Updated: Jun 16, 2023


Hi, I’m Susan from Sewfeet.com and today’s project is made with two squares of fabric and a special interlining material that gives it structure. This simple fabric tray is easy to sew and can be used to hold jewelry, bath items, loose change and almost any small items that need a home. I’m using mine to corral my favorite fabric paints that I use to embellish fabric and projects.


Supplies

Outer fabric: 11” square of quilting cotton

Inner fabric: 11” square of quilting cotton

10” square of Dec-Magic Fusible Non-Woven Interfacing

Open Embroidery Foot

Select Self Erase Marker

RNK Precision Turning Tool


Deco-Magic

The secret to the shape of this tray is the interlining material that gives it body and shape. This unique leather- like product is flexible and makes it easy to shape your fabric into projects such as purses, belts, hats, fabric boxes, etc. The fusible adhesive on Deco-Magic creates a permanent bond to the fabric and is needle friendly so you can stitch through it to embellish your fabric if desired.

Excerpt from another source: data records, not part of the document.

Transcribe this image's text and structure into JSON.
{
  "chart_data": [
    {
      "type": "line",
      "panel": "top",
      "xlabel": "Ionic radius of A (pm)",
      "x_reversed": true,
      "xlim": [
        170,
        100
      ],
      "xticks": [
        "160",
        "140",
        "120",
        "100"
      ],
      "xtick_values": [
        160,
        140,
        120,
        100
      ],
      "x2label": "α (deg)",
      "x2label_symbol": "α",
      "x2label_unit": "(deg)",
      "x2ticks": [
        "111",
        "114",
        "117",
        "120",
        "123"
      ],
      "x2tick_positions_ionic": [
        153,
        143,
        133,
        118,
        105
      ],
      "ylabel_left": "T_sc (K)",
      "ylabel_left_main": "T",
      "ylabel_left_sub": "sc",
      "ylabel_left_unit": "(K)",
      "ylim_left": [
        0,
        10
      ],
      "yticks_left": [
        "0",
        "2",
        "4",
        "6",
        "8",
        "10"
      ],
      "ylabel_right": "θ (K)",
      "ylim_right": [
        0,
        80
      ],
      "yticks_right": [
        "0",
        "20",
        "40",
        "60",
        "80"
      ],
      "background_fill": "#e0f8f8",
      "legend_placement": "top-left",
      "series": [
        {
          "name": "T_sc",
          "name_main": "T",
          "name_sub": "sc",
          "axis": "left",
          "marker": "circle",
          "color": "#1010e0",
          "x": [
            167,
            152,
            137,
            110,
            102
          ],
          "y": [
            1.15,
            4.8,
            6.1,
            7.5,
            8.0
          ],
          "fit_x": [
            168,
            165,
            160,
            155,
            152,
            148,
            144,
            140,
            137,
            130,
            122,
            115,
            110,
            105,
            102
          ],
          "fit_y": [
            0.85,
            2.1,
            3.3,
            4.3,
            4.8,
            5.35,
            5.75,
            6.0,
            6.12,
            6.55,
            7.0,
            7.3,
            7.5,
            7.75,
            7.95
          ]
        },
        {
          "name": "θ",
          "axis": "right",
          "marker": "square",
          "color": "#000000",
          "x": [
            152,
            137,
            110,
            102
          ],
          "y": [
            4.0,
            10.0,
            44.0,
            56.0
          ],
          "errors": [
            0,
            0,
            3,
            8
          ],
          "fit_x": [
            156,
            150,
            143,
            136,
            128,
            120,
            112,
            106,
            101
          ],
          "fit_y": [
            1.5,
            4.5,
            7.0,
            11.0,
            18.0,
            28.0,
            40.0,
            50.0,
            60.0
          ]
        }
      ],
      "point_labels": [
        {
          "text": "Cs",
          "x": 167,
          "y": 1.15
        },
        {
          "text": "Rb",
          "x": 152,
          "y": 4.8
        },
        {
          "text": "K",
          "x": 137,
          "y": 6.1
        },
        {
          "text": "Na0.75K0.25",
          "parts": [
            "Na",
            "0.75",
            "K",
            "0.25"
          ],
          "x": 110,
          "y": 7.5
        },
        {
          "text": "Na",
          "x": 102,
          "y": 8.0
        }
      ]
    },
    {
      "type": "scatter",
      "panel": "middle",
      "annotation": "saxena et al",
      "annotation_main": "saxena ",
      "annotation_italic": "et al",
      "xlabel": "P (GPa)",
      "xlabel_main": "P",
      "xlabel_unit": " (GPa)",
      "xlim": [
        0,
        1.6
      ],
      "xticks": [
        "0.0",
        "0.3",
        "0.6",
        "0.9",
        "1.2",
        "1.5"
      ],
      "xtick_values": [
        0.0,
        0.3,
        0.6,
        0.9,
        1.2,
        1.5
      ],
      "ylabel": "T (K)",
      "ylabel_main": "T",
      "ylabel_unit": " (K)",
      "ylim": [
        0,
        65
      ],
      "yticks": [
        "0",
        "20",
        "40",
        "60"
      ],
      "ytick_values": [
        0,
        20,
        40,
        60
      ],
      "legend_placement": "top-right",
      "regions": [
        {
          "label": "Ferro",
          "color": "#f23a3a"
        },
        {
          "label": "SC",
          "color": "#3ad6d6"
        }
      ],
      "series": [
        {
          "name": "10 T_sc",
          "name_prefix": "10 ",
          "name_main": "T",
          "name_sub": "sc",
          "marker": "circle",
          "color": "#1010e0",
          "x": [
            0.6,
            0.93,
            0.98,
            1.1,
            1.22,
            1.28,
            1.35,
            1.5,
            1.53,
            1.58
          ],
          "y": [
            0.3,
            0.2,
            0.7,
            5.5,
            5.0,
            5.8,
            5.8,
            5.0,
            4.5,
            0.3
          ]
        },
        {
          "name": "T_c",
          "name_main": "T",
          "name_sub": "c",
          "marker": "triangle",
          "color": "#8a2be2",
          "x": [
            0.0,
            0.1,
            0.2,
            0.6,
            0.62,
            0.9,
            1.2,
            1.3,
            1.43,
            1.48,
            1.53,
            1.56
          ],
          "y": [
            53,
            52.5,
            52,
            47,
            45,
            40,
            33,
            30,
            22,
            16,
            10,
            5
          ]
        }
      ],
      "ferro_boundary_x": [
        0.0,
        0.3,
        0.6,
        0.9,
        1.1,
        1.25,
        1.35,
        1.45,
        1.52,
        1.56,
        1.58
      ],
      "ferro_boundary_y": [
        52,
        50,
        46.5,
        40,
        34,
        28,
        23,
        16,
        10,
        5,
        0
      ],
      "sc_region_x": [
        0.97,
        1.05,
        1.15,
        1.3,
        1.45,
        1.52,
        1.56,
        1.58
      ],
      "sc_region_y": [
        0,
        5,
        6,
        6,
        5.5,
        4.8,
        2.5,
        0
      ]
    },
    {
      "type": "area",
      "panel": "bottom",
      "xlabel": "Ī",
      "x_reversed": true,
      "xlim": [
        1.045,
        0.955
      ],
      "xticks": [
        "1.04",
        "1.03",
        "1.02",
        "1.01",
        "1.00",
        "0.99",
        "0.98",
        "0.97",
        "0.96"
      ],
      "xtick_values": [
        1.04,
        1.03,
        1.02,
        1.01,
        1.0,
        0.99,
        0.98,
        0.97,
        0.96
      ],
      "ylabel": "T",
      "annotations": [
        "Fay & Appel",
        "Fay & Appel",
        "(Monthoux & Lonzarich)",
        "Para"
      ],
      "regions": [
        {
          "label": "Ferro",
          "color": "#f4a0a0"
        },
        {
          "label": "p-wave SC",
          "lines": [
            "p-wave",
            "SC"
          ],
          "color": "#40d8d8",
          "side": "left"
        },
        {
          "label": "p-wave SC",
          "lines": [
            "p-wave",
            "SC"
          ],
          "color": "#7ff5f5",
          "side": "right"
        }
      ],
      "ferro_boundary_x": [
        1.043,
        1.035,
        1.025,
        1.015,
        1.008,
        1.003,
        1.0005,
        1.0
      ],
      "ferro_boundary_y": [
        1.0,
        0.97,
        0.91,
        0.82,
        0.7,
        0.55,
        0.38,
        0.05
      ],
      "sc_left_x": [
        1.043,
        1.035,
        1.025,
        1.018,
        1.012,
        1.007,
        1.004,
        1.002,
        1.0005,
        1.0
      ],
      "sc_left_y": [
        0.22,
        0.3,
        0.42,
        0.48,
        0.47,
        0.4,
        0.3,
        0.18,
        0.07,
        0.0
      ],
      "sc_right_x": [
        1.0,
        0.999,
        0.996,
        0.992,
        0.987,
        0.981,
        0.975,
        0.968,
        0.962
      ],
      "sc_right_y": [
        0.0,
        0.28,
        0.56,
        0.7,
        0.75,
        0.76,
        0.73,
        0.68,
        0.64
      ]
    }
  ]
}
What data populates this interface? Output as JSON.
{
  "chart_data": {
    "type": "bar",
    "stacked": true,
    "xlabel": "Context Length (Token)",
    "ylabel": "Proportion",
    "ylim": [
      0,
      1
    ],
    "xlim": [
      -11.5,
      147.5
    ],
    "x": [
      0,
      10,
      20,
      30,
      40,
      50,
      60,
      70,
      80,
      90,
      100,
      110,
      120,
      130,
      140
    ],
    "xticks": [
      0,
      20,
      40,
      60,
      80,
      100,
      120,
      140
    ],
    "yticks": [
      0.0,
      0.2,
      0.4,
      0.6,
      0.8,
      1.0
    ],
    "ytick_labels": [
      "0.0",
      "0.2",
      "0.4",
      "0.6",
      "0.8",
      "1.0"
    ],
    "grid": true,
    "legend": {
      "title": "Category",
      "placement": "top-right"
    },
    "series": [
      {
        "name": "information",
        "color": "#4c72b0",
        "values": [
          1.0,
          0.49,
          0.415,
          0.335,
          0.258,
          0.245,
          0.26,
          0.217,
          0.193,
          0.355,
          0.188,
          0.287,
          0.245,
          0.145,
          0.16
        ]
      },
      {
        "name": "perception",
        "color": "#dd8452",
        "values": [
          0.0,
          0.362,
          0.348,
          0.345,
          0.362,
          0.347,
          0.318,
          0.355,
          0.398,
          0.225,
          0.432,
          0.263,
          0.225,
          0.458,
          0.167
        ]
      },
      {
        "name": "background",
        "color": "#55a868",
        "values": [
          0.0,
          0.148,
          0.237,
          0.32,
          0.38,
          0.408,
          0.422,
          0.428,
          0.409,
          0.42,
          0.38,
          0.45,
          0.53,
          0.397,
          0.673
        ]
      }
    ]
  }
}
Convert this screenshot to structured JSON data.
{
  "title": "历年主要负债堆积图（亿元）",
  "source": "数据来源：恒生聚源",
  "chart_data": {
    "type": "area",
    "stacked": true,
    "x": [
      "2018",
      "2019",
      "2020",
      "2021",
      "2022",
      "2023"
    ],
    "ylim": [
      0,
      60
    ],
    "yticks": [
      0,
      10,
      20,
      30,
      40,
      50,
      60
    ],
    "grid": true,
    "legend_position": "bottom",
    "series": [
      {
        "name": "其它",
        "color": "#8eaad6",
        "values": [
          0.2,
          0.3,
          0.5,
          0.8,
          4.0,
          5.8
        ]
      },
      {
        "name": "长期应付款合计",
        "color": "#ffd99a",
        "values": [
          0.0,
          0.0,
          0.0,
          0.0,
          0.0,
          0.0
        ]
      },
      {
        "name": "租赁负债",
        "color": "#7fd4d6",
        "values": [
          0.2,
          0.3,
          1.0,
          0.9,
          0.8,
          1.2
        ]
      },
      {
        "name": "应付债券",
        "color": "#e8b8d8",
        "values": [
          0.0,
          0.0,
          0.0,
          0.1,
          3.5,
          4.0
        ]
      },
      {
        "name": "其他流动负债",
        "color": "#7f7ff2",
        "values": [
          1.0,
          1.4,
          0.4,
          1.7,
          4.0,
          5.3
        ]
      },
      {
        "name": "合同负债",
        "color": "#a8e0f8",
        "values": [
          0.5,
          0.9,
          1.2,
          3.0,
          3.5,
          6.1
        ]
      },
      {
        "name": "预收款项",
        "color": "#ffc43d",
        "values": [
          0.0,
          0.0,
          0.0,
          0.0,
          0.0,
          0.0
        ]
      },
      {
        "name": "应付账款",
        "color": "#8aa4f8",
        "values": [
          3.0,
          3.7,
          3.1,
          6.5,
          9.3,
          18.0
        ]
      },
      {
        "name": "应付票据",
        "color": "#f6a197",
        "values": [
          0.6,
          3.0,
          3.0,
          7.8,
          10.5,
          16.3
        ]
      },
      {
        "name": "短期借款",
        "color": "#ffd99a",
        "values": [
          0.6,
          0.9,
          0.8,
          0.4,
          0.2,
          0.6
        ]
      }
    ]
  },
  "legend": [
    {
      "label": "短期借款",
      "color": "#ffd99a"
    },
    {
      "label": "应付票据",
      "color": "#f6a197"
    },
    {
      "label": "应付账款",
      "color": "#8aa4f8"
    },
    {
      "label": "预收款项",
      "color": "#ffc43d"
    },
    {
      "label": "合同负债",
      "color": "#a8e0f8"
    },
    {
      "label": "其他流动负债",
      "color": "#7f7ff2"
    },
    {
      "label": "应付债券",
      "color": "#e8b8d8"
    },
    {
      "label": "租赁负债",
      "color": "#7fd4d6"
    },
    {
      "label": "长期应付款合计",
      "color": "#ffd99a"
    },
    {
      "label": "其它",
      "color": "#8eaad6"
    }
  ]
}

Place the Deco-Magic square in the center of the wrong side of the outer fabric. You should have a ½” seam allowance extending beyond the Deco-Magic on all four sides. Tip: Cut your inner and outer fabric squares slightly larger than 11” and once you fuse the Deco-Magic in place, you can trim the excess fabric edges away, leaving a precise ½” extending beyond the Deco-Magic. There are two weights of Deco-Magic, I used the heavier one (still flexible) but if you need something a bit softer, try Deco-Magic Lite.




Stitching the Fabrics


Place the inner fabric with right sides together to the fused outer fabric. Stitch along all four sides, just out the Deco-Magic square. Leave a 5”-6” opening along one side. Tip: Place the edge of the Deco-Magic next to the inside toe of the presser foot. Move the needle position to the far right. The needle will drop on the fabric, making it easy to stitch along the edges of the interlining.



Turning the fabric


Trim each corner to reduce the bulk. Turn the fabric to the right side. It may seem a bit stiff but just turn it until it is right out.



Square Corners

I used the RNK Point Turner to push out the corners to make them square. The small round ball on the end lets you get into the point of the corner without punching through the fabric.




Edgestitching


Once the fabric is right side out, edgestitch along all four sides, closing the opening in the process. Guide the fabric in the same way as you did when stitching the fabric pieces together, using the inside toe of the foot as a guide.


Marking


Measure 1 ½” from one side and draw a line using a fabric marker. Repeat for the remaining three sides. I used the Quilters Select Self-Erase Marker. It is air-soluble and will fade in 1-2 days.



Stitching the Base

Fold one side to the toward the inner fabric along the marked line. Edgestitch the fold, starting 1 ½” from the outer edge of the fabric (the marked line) and stopping 1 ½” from the opposite edge (the marked line). Repeat for the remaining three sides.






Stitching the Corners

Fold one corner flat to form a point (as shown in the photo above), matching the marked lines. Stitch straight down (this will be along the marked line on the inner fabric) to the corner of the base. Repeat with the remaining three corners.


Optional Corner Finish

You can leave the tray as is with the extending triangle at each corner. I chose to flatten the triangles, pushing them to the corner of the tray, using fabric glue to hold them in place.